View Full Version : bracing questions

Mar-14-2004, 4:50pm
I am trying to understand how tone bars work and have a few questions, mainly about symmetry. First, just a few statements to find out if my thinking is straight:

1.) Braces act more as stiffeners than braces. The top should hold up to string tension even without the tone bars.

2.) Several different approaches are successful.

3.) These "plate stiffeners" ought to be made of stiff material that is also light. (For example, a cedar or redwood top that isn't terribly stiff should have spruce tone bars or even something with carbon fiber.)

I understand that most makers are copyists with regard to the parallel type tone bars of Gibson Loar instruments, but if you look at these as plate stiffeners, then shouldn't the tone bar on the treble side then be larger and stiffer than the bass side? Shouldn't the bass side be left to vibrate more "freely"? This may show my ignorance of how tops vibrate, but is there really a difference between one side of the top and the other when considering how the whole plate vibrates? Vibrations travel through all of the bridge and I don't think there is a great division just because the treble strings are on one side of the bridge and the bass strings the other. If all this is so, then is it perhaps safe to conclude that those parallel tone bars are of different dimensions because it helps to have a top that is *assymterically* stiffened?

I am just a novice on acoustics, but I can't help but wonder about these kinds of things. Right now, I am getting ready to put tone bars in a top that I have carved and I will probably X brace it. This system seems like a really good stiffening system and I have had good luck with it so far. I also had good luck copying David Cohen's very different system on one mandolin. But this symmetry issue makes me wonder whether I should make the X bracing assymetrical. Do other builders do this? Do any of you try to adjust the tone of your mandolins by somehow modifying the tone bars in situ? Who out there really experiments with bracing?

Thanks for any advice you might add!


Mar-15-2004, 3:03pm
At the ASIA symposium last summer, Don McCrostie probably saved me a lot of time and experimenting by saying that he had moved the tone bars from side to side in various mandolins, and didn't hear much difference.

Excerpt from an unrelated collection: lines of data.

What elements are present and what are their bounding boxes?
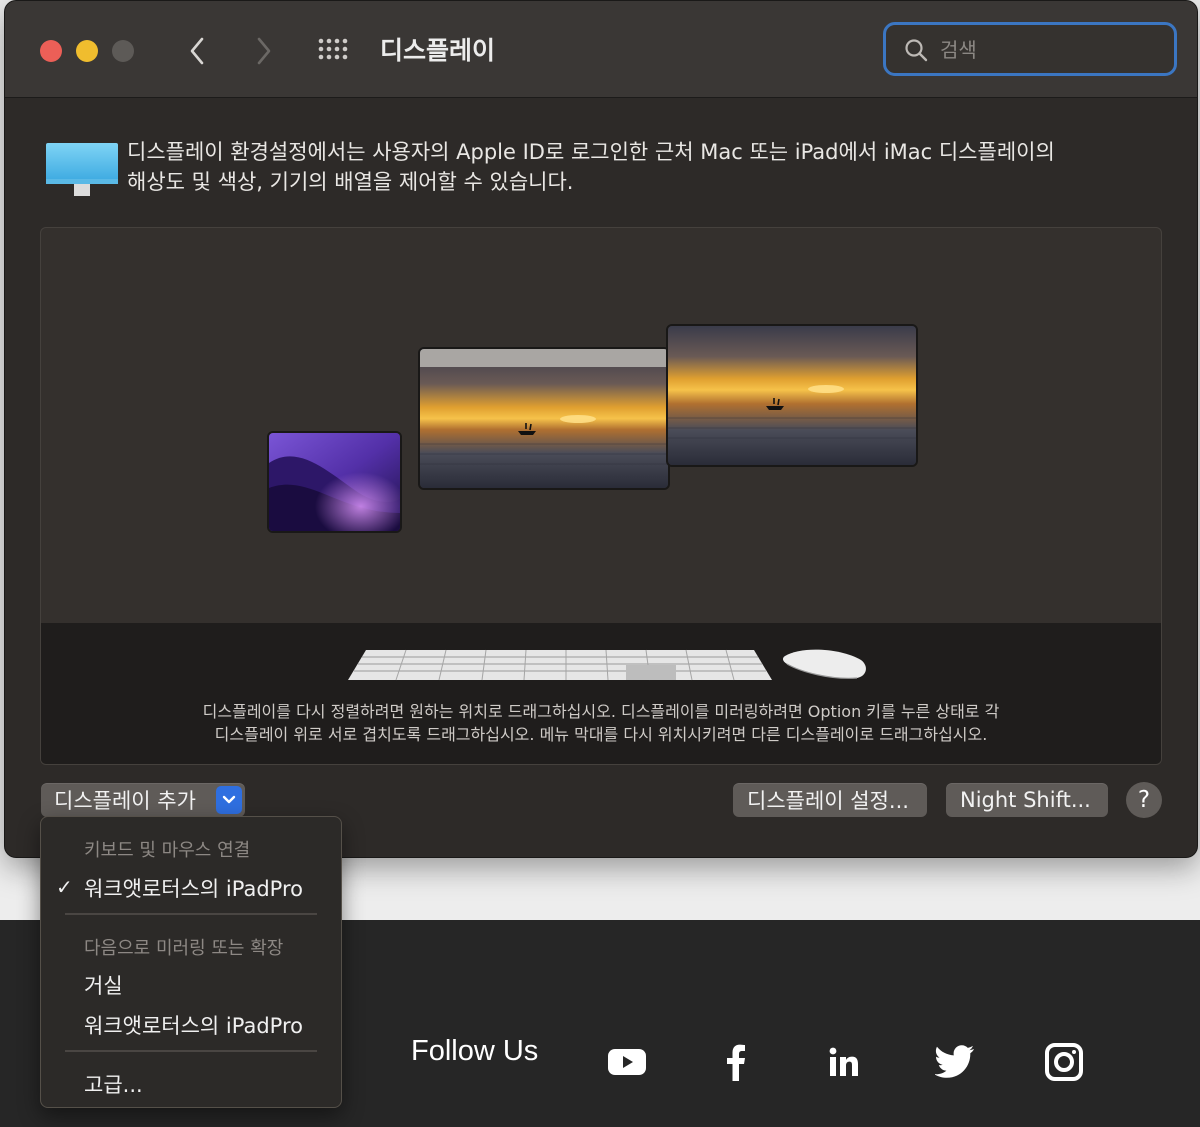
search-icon — [905, 39, 928, 62]
zoom-button[interactable] — [112, 40, 134, 62]
chevron-right-icon — [257, 37, 271, 65]
arrangement-hint: 디스플레이를 다시 정렬하려면 원하는 위치로 드래그하십시오. 디스플레이를 … — [202, 702, 1000, 744]
youtube-icon[interactable] — [605, 1040, 649, 1084]
help-button[interactable]: ? — [1126, 782, 1162, 818]
title-bar: 디스플레이 — [5, 1, 1197, 98]
imac-icon — [46, 143, 118, 196]
menu-header-mirror-extend: 다음으로 미러링 또는 확장 — [84, 938, 284, 959]
facebook-icon[interactable] — [714, 1040, 758, 1084]
menu-separator — [65, 913, 317, 915]
display-settings-button[interactable]: 디스플레이 설정... — [733, 783, 927, 817]
search-field[interactable] — [883, 22, 1177, 76]
instagram-icon[interactable] — [1042, 1040, 1086, 1084]
add-display-label: 디스플레이 추가 — [54, 789, 196, 813]
chevron-left-icon — [190, 37, 204, 65]
menu-item-advanced[interactable]: 고급... — [84, 1069, 143, 1099]
follow-us-label: Follow Us — [411, 1035, 539, 1067]
linkedin-icon[interactable] — [822, 1040, 866, 1084]
search-input[interactable] — [938, 35, 1162, 65]
display-preferences-window: 디스플레이 디스플레이 환경설정에서는 사용자의 Apple ID로 로그인한 … — [4, 0, 1198, 858]
description-text: 디스플레이 환경설정에서는 사용자의 Apple ID로 로그인한 근처 Mac… — [127, 140, 1055, 194]
menu-item-ipadpro-link[interactable]: 워크앳로터스의 iPadPro — [84, 873, 303, 903]
grid-icon — [318, 38, 348, 60]
menu-separator — [65, 1050, 317, 1052]
imac-display-thumbnail[interactable] — [418, 347, 670, 490]
close-button[interactable] — [40, 40, 62, 62]
forward-button[interactable] — [246, 31, 282, 71]
menu-item-ipadpro-mirror[interactable]: 워크앳로터스의 iPadPro — [84, 1010, 303, 1040]
checkmark-icon: ✓ — [56, 875, 73, 899]
show-all-button[interactable] — [317, 31, 353, 71]
add-display-popup-button[interactable]: 디스플레이 추가 — [41, 783, 245, 817]
add-display-menu: 키보드 및 마우스 연결 ✓ 워크앳로터스의 iPadPro 다음으로 미러링 … — [40, 816, 342, 1108]
back-button[interactable] — [179, 31, 215, 71]
twitter-icon[interactable] — [933, 1040, 977, 1084]
night-shift-button[interactable]: Night Shift... — [946, 783, 1108, 817]
keyboard-icon — [348, 649, 772, 681]
display-arrangement-area[interactable]: 디스플레이를 다시 정렬하려면 원하는 위치로 드래그하십시오. 디스플레이를 … — [40, 227, 1162, 765]
magic-mouse-icon — [782, 649, 866, 679]
menu-header-keyboard-mouse: 키보드 및 마우스 연결 — [84, 840, 251, 861]
chevron-down-icon — [216, 786, 242, 814]
external-display-thumbnail[interactable] — [666, 324, 918, 467]
window-title: 디스플레이 — [380, 36, 496, 65]
ipad-display-thumbnail[interactable] — [267, 431, 402, 533]
minimize-button[interactable] — [76, 40, 98, 62]
menu-item-living-room[interactable]: 거실 — [84, 970, 123, 1000]
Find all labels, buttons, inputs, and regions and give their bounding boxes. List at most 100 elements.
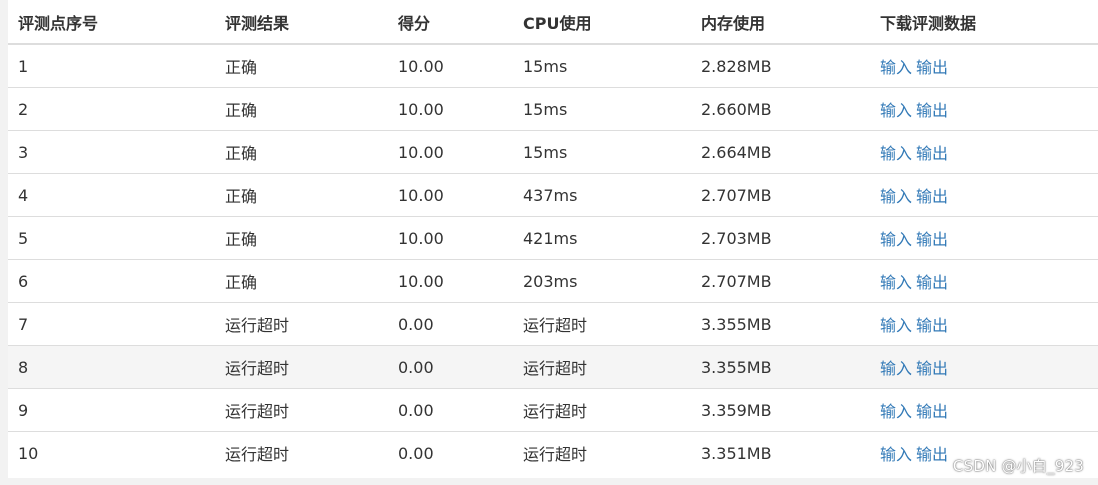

I think of tone bars acting as beams to distribute the force of the strings to more of the top.

Dave Cohen
Mar-15-2004, 8:18pm
OF course, I experiment with bracing. I just got through doing holography on eight different pre-1929 mandolins, including one 1924 F5. I have been writing the paper for a few weeks now, and just got news that the Acoustical Society of America has accepted our abstract. So I will be presenting the paper on May 27 at the ASA meeting in NYC. I looked at several Gibson oval hole mandolins, a Lyon & Healy A, a Vega model 205 "cylinderback", an H1 mandola, the '24 Loar, and two Neapolitans (Eugene Braig's 1908 Martin, and Mike Schroeder's 1921 Calace). As is known, the Vega and the Neapolitans are ladder-braced, the rest of the ovals have a single soundhole brace, and f-hole mandolins have the primarly longitudinal "tone bars". Thanks to that assortment of mandolins, I am starting to get a better handle on what bracing does, though I still have a long way to go. Technically, I am not supposed to divulge the info in the paper until it is presented, though it can be shared freely after that. If there are any mando enthusiasts in the NYC area, I want to encourage them to come to the ASA meeting.

John, the tone bars do distribute the static load as you suggested, but the dynamic properties are way more complicated than that. One thing that can be said is that at low frequencies, it doesn't matter how the braces are arranged. The forces from the strings "see" the overall stiffness of the top, and the braces are "seen" as part of the top. I remember that Boaz Elkayam once braced a classical guitar with a Star of David pattern. I have no idea what it sounded like. At higher frequencies, the bracing pattern exerts progressively more influence on both the mode shapes and the mode frequencies.

Michael Lewis
Mar-16-2004, 1:17am
Dave, I for one eagerly await your "sharing" of the information you have gathered. We all have preconceived concepts of what goes on inside these things, and I think it would be helpful to actually have a real understanding of how the structure functions to make tone and volume.

Mar-16-2004, 9:42am
I, too, eagerly await your publication Dave! For now, I will X brace this current project, but will keep it symmetrical (especially after Michael's comment above).It's tempting to make them tall and narrow and then try fine tuning some after it's strung up.